Ao ser confirmado como candidato, Caiado afirmou que pretende apresentar uma alternativa à polarização política nacional e disse que sua campanha será baseada na experiência administrativa acumulada ao longo da carreira. Segundo ele, o objetivo é implantar um “novo modelo de governo”, voltado para resultados e gestão. “Eu não seria candidato se não fosse a coragem de Gilberto Kassab, que enfrentou todos aqueles que achavam que podiam calar o Brasil e que não teria mais nenhum candidato fora da polarização”, declarou durante a convenção.

O ex-governador também afirmou que pretende disputar a Presidência apresentando sua experiência à frente do Governo de Goiás, destacando o índice de aprovação alcançado ao final do mandato. “Eleição não é de rejeitados. É de quem traz resultado para a sociedade brasileira. Saímos do governo com 88% de aprovação, mostrando que, quando se tem capacidade para governar, a população reconhece”, afirmou.

Esta será a segunda disputa de Ronaldo Caiado pela Presidência da República. A primeira ocorreu em 1989, quando terminou a eleição em décimo lugar. Médico ortopedista e produtor rural, ele já exerceu os cargos de deputado federal, senador e governador de Goiás por dois mandatos consecutivos, tendo deixado o governo estadual em março deste ano para concorrer ao Palácio do Planalto.

Gilberto Kassab foi anunciado como candidato a vice no início de julho. Ex-prefeito de São Paulo, fundador e presidente nacional do PSD, ele também foi ministro nos governos Dilma Rousseff e Michel Temer e ocupou cargos no governo paulista. A chapa foi definida sem alianças partidárias, e o PSD, até o momento, não formalizou coligações para a eleição presidencial.

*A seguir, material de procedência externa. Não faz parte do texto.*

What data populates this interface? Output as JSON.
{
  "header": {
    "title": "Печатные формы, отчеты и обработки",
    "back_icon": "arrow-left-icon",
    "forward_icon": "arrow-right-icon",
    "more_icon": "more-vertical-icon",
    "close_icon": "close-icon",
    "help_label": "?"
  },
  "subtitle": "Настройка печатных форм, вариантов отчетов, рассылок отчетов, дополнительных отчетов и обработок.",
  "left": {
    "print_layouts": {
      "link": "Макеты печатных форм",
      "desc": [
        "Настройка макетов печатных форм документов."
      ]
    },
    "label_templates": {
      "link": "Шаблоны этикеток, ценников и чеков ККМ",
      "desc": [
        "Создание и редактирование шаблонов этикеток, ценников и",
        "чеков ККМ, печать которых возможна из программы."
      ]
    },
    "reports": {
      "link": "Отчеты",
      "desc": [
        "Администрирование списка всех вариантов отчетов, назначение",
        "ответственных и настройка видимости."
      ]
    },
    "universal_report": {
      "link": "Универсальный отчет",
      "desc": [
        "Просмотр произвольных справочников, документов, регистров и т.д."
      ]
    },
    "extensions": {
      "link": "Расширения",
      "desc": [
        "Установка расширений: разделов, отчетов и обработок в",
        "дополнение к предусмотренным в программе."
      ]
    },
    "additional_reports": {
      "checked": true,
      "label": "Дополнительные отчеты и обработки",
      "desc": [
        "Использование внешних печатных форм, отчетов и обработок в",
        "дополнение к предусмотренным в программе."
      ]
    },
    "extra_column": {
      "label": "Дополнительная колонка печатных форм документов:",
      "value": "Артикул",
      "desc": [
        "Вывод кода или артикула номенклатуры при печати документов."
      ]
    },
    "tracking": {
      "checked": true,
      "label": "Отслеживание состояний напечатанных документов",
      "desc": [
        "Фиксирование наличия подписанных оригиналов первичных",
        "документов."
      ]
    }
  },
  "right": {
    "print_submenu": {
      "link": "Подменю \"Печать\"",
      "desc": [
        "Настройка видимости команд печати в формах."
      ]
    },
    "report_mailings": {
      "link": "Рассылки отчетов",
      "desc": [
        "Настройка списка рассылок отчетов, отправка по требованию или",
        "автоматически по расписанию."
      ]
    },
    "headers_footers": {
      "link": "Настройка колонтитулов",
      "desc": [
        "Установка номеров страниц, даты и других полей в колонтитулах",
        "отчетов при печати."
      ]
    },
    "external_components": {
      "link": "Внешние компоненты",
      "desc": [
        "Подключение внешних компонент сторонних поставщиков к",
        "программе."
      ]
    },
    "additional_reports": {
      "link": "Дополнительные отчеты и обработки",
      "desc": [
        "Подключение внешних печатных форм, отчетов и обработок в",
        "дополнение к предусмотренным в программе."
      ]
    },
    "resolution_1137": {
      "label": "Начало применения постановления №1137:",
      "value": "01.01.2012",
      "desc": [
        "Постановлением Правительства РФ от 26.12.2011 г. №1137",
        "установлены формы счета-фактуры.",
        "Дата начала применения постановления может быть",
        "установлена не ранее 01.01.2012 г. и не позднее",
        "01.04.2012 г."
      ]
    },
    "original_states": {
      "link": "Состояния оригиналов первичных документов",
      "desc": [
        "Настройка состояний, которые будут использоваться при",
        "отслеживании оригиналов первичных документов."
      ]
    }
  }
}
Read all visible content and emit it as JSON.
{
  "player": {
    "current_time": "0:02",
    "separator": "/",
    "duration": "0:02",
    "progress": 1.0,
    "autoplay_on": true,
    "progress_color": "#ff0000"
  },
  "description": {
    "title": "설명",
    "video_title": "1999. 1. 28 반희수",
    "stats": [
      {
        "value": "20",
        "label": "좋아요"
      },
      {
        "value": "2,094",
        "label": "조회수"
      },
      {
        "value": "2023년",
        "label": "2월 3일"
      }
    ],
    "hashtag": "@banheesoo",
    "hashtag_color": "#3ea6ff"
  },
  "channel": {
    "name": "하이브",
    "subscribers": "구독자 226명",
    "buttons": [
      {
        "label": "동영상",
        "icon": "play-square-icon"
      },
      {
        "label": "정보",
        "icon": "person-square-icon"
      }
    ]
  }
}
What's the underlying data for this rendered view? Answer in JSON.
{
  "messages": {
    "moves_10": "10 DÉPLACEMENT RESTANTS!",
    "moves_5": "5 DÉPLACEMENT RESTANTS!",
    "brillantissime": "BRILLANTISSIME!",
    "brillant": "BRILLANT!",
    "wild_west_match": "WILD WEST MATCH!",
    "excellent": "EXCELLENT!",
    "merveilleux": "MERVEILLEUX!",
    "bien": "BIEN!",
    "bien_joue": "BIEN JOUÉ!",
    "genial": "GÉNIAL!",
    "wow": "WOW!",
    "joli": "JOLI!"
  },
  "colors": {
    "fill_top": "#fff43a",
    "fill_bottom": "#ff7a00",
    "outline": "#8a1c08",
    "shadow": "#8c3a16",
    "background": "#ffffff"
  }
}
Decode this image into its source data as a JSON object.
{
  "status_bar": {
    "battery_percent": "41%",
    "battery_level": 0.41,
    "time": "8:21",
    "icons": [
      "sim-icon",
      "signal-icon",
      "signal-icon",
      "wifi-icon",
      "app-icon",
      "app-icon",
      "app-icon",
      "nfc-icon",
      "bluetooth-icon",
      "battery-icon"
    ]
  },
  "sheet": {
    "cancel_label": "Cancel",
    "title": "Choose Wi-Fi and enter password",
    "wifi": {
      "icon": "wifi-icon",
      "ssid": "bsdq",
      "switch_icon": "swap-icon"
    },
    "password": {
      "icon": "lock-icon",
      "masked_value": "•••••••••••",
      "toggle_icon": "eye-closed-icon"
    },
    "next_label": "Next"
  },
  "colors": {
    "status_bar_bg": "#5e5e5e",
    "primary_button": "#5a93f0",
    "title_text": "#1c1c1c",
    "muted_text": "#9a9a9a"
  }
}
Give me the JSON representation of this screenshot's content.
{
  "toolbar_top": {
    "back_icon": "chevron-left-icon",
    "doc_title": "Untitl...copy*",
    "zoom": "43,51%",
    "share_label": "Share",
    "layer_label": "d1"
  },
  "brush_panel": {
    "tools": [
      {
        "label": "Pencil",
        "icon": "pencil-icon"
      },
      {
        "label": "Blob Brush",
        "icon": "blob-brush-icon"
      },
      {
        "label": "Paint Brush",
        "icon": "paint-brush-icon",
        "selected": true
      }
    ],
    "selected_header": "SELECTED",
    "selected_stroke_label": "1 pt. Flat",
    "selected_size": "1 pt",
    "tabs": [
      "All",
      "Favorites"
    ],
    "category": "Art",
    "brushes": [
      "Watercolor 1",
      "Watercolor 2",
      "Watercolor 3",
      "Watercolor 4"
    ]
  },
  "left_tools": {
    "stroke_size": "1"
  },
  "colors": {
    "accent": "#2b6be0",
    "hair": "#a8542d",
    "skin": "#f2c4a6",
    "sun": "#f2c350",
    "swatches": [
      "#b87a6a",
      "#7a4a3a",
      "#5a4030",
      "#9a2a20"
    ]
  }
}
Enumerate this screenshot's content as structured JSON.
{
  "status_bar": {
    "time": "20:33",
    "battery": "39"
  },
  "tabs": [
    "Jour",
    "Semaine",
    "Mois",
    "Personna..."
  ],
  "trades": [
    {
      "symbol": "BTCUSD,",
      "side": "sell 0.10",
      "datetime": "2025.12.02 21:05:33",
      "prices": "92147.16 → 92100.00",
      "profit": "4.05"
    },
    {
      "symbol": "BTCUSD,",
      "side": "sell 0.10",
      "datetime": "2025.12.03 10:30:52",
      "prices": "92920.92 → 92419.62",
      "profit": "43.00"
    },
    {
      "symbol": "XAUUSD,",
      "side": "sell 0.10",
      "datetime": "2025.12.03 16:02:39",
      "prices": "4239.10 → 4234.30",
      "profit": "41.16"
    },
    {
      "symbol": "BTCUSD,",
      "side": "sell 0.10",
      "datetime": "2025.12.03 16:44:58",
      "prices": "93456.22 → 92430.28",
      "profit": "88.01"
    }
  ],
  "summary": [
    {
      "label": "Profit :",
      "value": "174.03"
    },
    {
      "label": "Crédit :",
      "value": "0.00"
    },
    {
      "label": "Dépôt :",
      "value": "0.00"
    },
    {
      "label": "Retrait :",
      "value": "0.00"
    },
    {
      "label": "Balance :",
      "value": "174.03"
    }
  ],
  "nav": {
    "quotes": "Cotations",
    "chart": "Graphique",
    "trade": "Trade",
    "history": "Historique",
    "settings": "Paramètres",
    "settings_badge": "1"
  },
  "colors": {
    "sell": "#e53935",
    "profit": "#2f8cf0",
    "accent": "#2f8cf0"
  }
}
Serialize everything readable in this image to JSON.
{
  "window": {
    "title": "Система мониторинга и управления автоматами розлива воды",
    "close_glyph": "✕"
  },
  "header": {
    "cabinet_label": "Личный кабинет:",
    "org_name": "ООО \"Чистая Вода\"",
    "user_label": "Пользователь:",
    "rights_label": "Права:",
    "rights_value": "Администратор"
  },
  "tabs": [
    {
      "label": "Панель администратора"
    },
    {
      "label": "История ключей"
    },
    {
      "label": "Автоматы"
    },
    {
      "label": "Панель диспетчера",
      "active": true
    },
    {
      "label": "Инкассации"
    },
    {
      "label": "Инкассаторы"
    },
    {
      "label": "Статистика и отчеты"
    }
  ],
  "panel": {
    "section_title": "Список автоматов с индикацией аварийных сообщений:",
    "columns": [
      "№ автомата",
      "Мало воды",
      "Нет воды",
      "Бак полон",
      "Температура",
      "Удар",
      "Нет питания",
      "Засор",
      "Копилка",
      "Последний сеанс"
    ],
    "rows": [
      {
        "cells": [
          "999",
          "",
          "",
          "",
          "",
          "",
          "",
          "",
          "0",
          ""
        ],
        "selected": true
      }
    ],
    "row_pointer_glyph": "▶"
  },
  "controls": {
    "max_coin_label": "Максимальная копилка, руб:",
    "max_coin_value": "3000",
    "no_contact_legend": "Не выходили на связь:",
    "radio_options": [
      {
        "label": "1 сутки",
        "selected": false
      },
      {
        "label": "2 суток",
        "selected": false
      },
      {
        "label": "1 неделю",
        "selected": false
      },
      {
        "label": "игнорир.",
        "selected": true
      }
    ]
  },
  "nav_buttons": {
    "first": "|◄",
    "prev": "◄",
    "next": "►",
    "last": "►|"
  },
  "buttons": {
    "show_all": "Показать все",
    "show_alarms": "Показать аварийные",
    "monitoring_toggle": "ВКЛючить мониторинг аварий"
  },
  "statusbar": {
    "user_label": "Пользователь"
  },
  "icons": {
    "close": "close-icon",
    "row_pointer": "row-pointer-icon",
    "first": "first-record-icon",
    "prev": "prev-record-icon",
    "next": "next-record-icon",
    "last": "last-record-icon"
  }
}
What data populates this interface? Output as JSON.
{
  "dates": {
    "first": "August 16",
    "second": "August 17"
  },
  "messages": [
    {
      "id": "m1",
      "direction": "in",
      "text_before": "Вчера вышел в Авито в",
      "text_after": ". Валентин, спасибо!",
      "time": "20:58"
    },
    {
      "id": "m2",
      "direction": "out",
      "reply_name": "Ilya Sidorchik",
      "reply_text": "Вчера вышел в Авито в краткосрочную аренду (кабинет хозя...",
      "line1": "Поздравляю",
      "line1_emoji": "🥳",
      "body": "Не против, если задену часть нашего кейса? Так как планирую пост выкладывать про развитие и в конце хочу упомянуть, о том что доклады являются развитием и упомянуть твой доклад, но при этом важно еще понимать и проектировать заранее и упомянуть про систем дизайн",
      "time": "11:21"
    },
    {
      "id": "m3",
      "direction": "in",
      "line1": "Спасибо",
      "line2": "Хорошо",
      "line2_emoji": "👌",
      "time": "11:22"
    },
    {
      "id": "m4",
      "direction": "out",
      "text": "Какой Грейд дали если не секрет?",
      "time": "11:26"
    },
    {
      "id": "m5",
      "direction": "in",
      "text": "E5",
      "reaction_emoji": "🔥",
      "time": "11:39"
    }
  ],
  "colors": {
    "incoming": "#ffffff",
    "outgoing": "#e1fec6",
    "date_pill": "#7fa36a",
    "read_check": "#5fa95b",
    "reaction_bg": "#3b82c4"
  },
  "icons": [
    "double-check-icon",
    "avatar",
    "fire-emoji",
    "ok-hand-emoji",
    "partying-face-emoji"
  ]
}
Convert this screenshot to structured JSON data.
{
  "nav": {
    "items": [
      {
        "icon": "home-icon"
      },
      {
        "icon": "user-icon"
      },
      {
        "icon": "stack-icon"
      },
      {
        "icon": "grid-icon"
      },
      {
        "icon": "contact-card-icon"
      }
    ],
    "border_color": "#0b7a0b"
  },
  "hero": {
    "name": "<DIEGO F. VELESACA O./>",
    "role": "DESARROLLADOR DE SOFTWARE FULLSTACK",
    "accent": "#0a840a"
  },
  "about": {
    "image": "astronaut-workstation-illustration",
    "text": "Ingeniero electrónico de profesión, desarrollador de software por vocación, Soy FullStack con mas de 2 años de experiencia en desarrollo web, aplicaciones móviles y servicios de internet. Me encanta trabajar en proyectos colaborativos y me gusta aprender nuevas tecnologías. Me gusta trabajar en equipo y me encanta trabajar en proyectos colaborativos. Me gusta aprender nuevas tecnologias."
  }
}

Apesar da candidatura própria, o partido enfrenta dificuldades para unificar o apoio nos estados. Em São Paulo, o PSD apoia a reeleição do governador Tarcísio de Freitas, aliado da candidatura de Flávio Bolsonaro (PL). Em Minas Gerais, integrantes da legenda apoiam Romeu Zema (Novo), enquanto lideranças do partido no Rio de Janeiro e na Bahia declararam apoio ao presidente Luiz Inácio Lula da Silva (PT).

Pré-campanha e propostas

Durante a pré-campanha, Caiado apresentou como uma de suas principais bandeiras o combate ao crime organizado. Entre as propostas defendidas estão a classificação de facções criminosas como organizações terroristas, maior integração entre forças de segurança e o uso das Forças Armadas em operações contra organizações criminosas na Amazônia.

Na área econômica, o candidato propõe reduzir os gastos públicos, sem aumento de impostos. Entre as medidas anunciadas estão o corte de 25% nos orçamentos dos três Poderes, a redução gradual da relação entre dívida pública e Produto Interno Bruto (PIB) e o envio de reformas administrativa, política e trabalhista ao Congresso Nacional.

Caiado também defende investimentos em tecnologia, inovação, política industrial e exploração de minerais estratégicos como instrumentos para impulsionar o crescimento econômico.

Outra proposta anunciada pelo ex-governador é a defesa de uma anistia aos condenados pelos atos de 8 de janeiro e ao ex-presidente Jair Bolsonaro. Pela Constituição, no entanto, uma anistia depende da aprovação de uma lei pelo Congresso Nacional e não pode ser concedida por decisão exclusiva do presidente da República.

Cenário eleitoral

Segundo a pesquisa Quaest divulgada em julho, Ronaldo Caiado aparece com 4% das intenções de voto no primeiro turno, atrás do presidente Luiz Inácio Lula da Silva (PT), que registra 40%, e de Flávio Bolsonaro (PL), com 28%.

As convenções partidárias seguem até 5 de agosto. Após essa etapa, os partidos terão até 15 de agosto para registrar as candidaturas na Justiça Eleitoral. A campanha eleitoral começa oficialmente no dia seguinte.